The above is an excerpt from an article by the AP (link included) about the apparent detrimental effects of coal-fueled power plants on living plants. The examples used are just down the road for me and I've traveled in and through that land numerous times. The statement made by Faupel really hits the nail on the head of a battle that's been going on for decades if not longer. The progression of industrial/modern/civilized society versus the environment. But therein lies the problem. The battle's sides are confused and it tends to leave many on the fence with the natural tendency to fall on the side of short-term self-interest. The political powers that be tend to paint a two-dimensional picture of the matter but the truth is both simpler and deeper. I would submit that a majority of the population wants to live in a vibrant, healthy environment where nature and civilization thrive. We also don't want to be thrown under the bus financially or governed like we're 3-year-olds.
The "green" movement has certainly caught on as its stated objective of conservation and stewardship is a noble one. It is, however, only able to do so as new opportunities for commerce are gradually introduced through traditional channels. We need to keep in mind those that employ us and produce much of what we've built this country on. It is vital not to just suffocate them with a blanket of regulation while we nudge those that aren't taking enough care with our shared resources towards better practices. It is also imperative that entire economies don't get founded on thin air. The incentive programs introduced over the past number of years seem to have made a good impact. They have allowed those who have the means and desire the opportunity to opt in. I think that is the key, as with many things. Ideally things would be voluntary.

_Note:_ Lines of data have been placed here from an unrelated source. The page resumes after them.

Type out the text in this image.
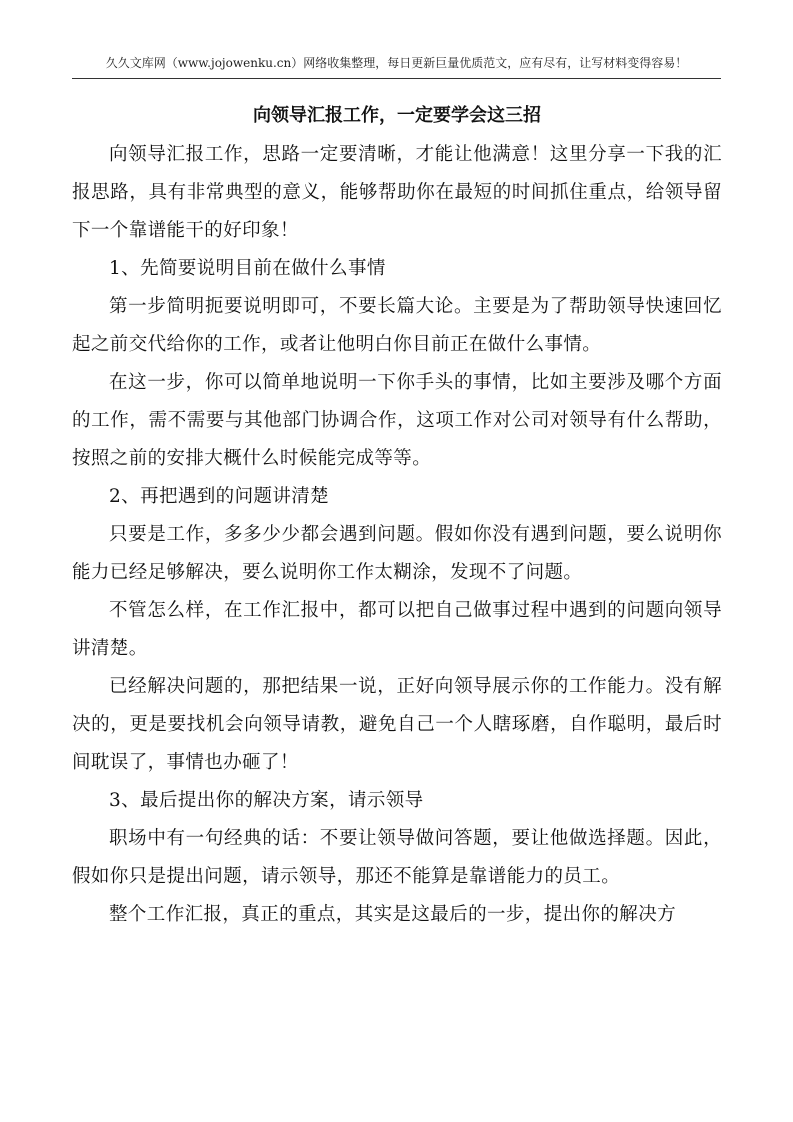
久久文库网（www.jojowenku.cn）网络收集整理，每日更新巨量优质范文，应有尽有，让写材料变得容易！
向领导汇报工作，一定要学会这三招

向领导汇报工作，思路一定要清晰，才能让他满意！这里分享一下我的汇报思路，具有非常典型的意义，能够帮助你在最短的时间抓住重点，给领导留下一个靠谱能干的好印象！

1、先简要说明目前在做什么事情

第一步简明扼要说明即可，不要长篇大论。主要是为了帮助领导快速回忆起之前交代给你的工作，或者让他明白你目前正在做什么事情。

在这一步，你可以简单地说明一下你手头的事情，比如主要涉及哪个方面的工作，需不需要与其他部门协调合作，这项工作对公司对领导有什么帮助，按照之前的安排大概什么时候能完成等等。

2、再把遇到的问题讲清楚

只要是工作，多多少少都会遇到问题。假如你没有遇到问题，要么说明你能力已经足够解决，要么说明你工作太糊涂，发现不了问题。

不管怎么样，在工作汇报中，都可以把自己做事过程中遇到的问题向领导讲清楚。

已经解决问题的，那把结果一说，正好向领导展示你的工作能力。没有解决的，更是要找机会向领导请教，避免自己一个人瞎琢磨，自作聪明，最后时间耽误了，事情也办砸了！

3、最后提出你的解决方案，请示领导

职场中有一句经典的话：不要让领导做问答题，要让他做选择题。因此，假如你只是提出问题，请示领导，那还不能算是靠谱能力的员工。

整个工作汇报，真正的重点，其实是这最后的一步，提出你的解决方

But incentives have their downfalls too, and one could argue that they're too easily exploited. It would be better if the right choice environmentally was also the best business choice. The discrepancy often comes in the realm of priorities.
The issue of priorities is not a small one. With the growing population and demand for both natural resources and man-made ones, there is bound to be some conflict. It needs to be realized that both livelihoods and natural life are equally important and only since the modernization of our society have the two drifted apart. It would be a no-brainer if the same population in urban areas was still farming and ranching. I think that with all the factors at play, there will be need to be concessions on all sides and neither of the polar-opposite players will get exactly what they want. There is a balance and it is not easy to maintain all the time.
We are charged with maintaining this earth as it is put in place to sustain us. The warring sides we're so familiar with come from ignoring the truth of the dependence and importance of both pieces of this ecological dilemma. Those with a passion for the earth's natural beauty in flora and fauna are right to appreciate it and those who are planning and working on ways to meet the demands of humanity are right to try and conquer the very real challenges of providing for people.
I do think the planet is hardy but I also think we need to be conscientious in our management of it. All the while we should also keep in mind there are natural forces far beyond our capabilities that could throw everything into a whole new playing field. Considering how little control of the big picture we have, we can only focus on what is placed within our grasp for the moment.
It would be so nice if everyone could just work together and be open about challenges, mistakes, and new ideas for the future. Perhaps it is happening despite all the politics. Let's hope so, We need more healthy shady groves here in Texas.